I put my finger on what bothered me so much about the memorial/reunion. In spite of his politeness, he treated me as a friend who had a baby, not as his daughter and grandson seeing him. There was a degree of removal from his interactions. I've written him since then and gone to a role that I acknowledge I'm most comfortable with, with him: I said it was nice to see him, asked how he's feeling, and said to let me know if he or my grandmother need any support. No response. It's been a bit less than a week. Why am I hurt by this? It's just a feeling, though, and you're right, TIKY. This too shall pass. It's getting less painful every day.

The hole can be filled. By letting go of the emptiness. That's it. I don't have to be defined by his absence.

[This message edited by silverhopes at 4:13 PM, August 25th (Sunday)]

silverhopes posted 8/28/2013 18:20 PM

Looks like I spoke too soon about my stuff with my mother. I've been trying to get in touch with her for a few days and no response. Yesterday I could tell that she even turned off her phone while I was calling, because the number of rings were shortened.

This isn't the first time she's ignored me. We talked about it in IC yesterday and we're going to keep working on it. All sorts of memories and doubts and insecurities are flooding in right now.

Does anyone here know any good books for dealing with abandonment issues? I thought I was making progress, but I can see I still have more to learn. Struggling.

[This message edited by silverhopes at 6:21 PM, August 28th (Wednesday)]

Ashland13 posted 8/28/2013 20:22 PM

BS here, who can totally relate to this post.

Each of my parents does not approve of things I do and in some ways never has. Especially now, each parent has their wishes or feelings for what is right for myself and children and they each feel free to judge or tell me.

What I notice for a pattern is that each person's opinion is clouded by their own lives and their experiences or friend's experiences.

Anyway, what I come away with is knowing that not everything I do or say will make them happy with me, but they still love me and care. It's taken a long, long time to get to this point and I completely understand wanting a parent's approval. For much of my youth, I was in search of my mother's allusive approval, which always went to siblings but I accept a lot about it now.

It must have been very intense when you saw your father again, silver hopes. That's a long time in between.

Sorry for my long message-this is an issue I face daily.

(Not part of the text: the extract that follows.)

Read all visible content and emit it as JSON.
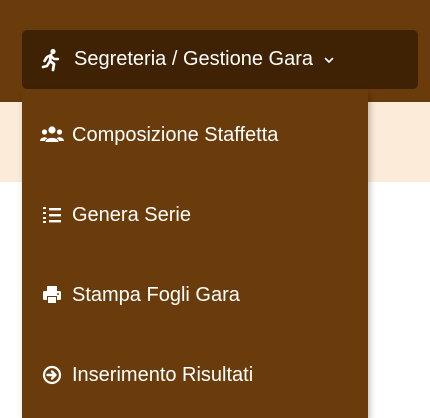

My mother is NPD and one tool that helps me with every battle is knowing that there is only so much I can do with things she doesn't accept. I have to let go of what she doesn't accept and she has to work on it herself, if that makes any sense. No longer accepting her burdens has helped me a lot in getting healthier in my dealings with her.

One thing I mean is that she tends to lash out when she is disappointed or upset and I finally am able to take it less personally and see it as her issue and not my own failure, esp. if there's no more I can do and she continues on.

Understanding that you did all you could goes a long way and that's correct...what our parents approve of or not, we cannot control or change.

I wish you well and hope it's ok that I answered as a BS.